Recognizing, and responding to, double-teams continues to be Embiid’s biggest weakness. His moves can frequently feel predetermined, overly complicated and forced. His handle is not nearly tight enough, or in control enough, for the moves he tries to pull off in traffic — a weakness that’s then compounded by an almost stubborn insistence on forcing the action rather than letting the game come to him. His nearly reckless determination to attack the rim has shown to be counterproductive at times.

Embiid’s defensive reads and awareness have always been exemplary, but the other end of the court can still feel like a work in progress when he lacks a clear strength advantage. There will be some nights when he’s just too big, too strong and too talented, and he’ll overwhelm a defense and look unstoppable.

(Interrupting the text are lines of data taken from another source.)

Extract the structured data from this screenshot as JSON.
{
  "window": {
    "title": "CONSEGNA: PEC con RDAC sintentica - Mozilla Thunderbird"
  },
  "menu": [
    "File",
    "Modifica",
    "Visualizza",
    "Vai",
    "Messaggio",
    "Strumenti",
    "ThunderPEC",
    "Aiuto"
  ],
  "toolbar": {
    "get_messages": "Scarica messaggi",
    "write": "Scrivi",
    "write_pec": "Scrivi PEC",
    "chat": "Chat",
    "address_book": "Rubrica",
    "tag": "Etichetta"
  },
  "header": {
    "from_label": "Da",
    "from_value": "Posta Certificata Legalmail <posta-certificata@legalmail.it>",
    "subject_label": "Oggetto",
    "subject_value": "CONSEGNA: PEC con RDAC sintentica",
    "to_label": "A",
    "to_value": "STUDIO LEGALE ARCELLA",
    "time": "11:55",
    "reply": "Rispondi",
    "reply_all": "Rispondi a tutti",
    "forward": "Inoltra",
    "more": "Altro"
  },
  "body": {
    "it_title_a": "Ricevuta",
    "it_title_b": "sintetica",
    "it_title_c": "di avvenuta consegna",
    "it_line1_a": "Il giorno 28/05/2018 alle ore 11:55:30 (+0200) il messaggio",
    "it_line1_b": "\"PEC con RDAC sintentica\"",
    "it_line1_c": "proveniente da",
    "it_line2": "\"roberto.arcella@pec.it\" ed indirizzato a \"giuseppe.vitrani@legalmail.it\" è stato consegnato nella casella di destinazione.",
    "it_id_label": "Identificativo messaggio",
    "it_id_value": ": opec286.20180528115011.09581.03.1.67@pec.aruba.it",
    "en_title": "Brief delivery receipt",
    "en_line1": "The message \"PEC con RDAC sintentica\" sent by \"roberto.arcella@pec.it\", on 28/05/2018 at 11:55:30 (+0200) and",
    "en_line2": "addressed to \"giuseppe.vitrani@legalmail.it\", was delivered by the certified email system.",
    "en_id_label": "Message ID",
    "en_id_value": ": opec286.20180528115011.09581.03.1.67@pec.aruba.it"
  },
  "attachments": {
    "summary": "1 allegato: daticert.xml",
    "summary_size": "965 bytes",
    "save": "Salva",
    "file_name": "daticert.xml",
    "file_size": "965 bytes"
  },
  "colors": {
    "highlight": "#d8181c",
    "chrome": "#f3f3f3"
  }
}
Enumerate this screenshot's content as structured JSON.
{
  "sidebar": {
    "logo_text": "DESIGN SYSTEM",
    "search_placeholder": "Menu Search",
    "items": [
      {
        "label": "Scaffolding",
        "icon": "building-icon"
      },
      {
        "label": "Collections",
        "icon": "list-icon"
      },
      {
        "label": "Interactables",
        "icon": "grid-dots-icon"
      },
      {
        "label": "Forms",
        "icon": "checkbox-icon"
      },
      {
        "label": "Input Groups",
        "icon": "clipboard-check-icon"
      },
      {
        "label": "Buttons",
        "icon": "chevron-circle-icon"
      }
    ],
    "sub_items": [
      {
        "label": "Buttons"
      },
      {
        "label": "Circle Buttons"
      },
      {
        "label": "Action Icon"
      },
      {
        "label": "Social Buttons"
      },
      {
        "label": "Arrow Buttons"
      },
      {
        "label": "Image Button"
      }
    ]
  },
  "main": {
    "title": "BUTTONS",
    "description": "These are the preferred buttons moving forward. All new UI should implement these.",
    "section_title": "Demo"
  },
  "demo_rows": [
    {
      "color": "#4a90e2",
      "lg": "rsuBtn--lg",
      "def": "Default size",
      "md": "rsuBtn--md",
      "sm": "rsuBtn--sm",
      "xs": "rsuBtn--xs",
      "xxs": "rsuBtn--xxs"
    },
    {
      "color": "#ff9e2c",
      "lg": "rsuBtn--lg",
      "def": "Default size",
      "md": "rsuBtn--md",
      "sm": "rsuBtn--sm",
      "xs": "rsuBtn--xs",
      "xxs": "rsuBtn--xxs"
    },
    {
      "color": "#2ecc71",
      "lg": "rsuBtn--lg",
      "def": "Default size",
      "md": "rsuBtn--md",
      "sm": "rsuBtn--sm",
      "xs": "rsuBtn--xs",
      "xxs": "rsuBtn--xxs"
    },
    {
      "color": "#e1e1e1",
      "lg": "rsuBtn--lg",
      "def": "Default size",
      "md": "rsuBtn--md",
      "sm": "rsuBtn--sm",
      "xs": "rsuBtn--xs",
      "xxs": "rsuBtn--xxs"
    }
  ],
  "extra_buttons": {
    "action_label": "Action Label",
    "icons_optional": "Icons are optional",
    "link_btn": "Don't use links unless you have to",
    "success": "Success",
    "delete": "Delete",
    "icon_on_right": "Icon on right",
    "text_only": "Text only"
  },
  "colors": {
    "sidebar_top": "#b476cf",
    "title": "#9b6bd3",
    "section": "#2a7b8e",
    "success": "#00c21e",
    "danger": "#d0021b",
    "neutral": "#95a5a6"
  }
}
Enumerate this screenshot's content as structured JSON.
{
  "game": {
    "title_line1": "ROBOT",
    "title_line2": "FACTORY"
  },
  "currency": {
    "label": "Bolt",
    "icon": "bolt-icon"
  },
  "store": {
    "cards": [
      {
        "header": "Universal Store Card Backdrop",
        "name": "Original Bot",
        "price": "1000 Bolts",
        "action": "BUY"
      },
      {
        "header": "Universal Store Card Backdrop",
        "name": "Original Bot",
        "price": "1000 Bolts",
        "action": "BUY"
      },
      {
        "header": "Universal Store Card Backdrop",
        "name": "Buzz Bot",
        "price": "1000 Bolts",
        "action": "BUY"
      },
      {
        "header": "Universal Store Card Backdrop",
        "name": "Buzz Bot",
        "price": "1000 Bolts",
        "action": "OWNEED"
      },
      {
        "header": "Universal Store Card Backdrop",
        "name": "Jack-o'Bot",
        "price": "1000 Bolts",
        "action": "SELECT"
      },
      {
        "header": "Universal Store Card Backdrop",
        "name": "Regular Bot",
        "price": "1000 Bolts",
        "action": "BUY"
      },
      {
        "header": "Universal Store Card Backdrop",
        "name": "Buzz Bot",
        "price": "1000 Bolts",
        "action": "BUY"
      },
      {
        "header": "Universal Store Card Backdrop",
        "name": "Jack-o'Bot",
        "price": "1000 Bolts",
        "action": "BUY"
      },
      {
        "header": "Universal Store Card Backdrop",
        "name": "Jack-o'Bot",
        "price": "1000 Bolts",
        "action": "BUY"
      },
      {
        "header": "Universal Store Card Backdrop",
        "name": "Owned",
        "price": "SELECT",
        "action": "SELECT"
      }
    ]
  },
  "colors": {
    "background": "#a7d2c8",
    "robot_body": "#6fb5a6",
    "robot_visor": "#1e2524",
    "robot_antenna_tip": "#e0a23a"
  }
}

But force Embiid to beat a team with patience and precision and he can still be prone to careless and reckless play.

Those tendencies were only made worse by Embiid’s lack of energy in the second half, something his head coach acknowledged.

“We’re growing Joel’s fitness base and trying to continually move that forward where he can be Joel Embiid,” coach Brett Brown said. “We’re going to continue to just get him as healthy as we can and help put him in a position where he can be Joel Embiid.”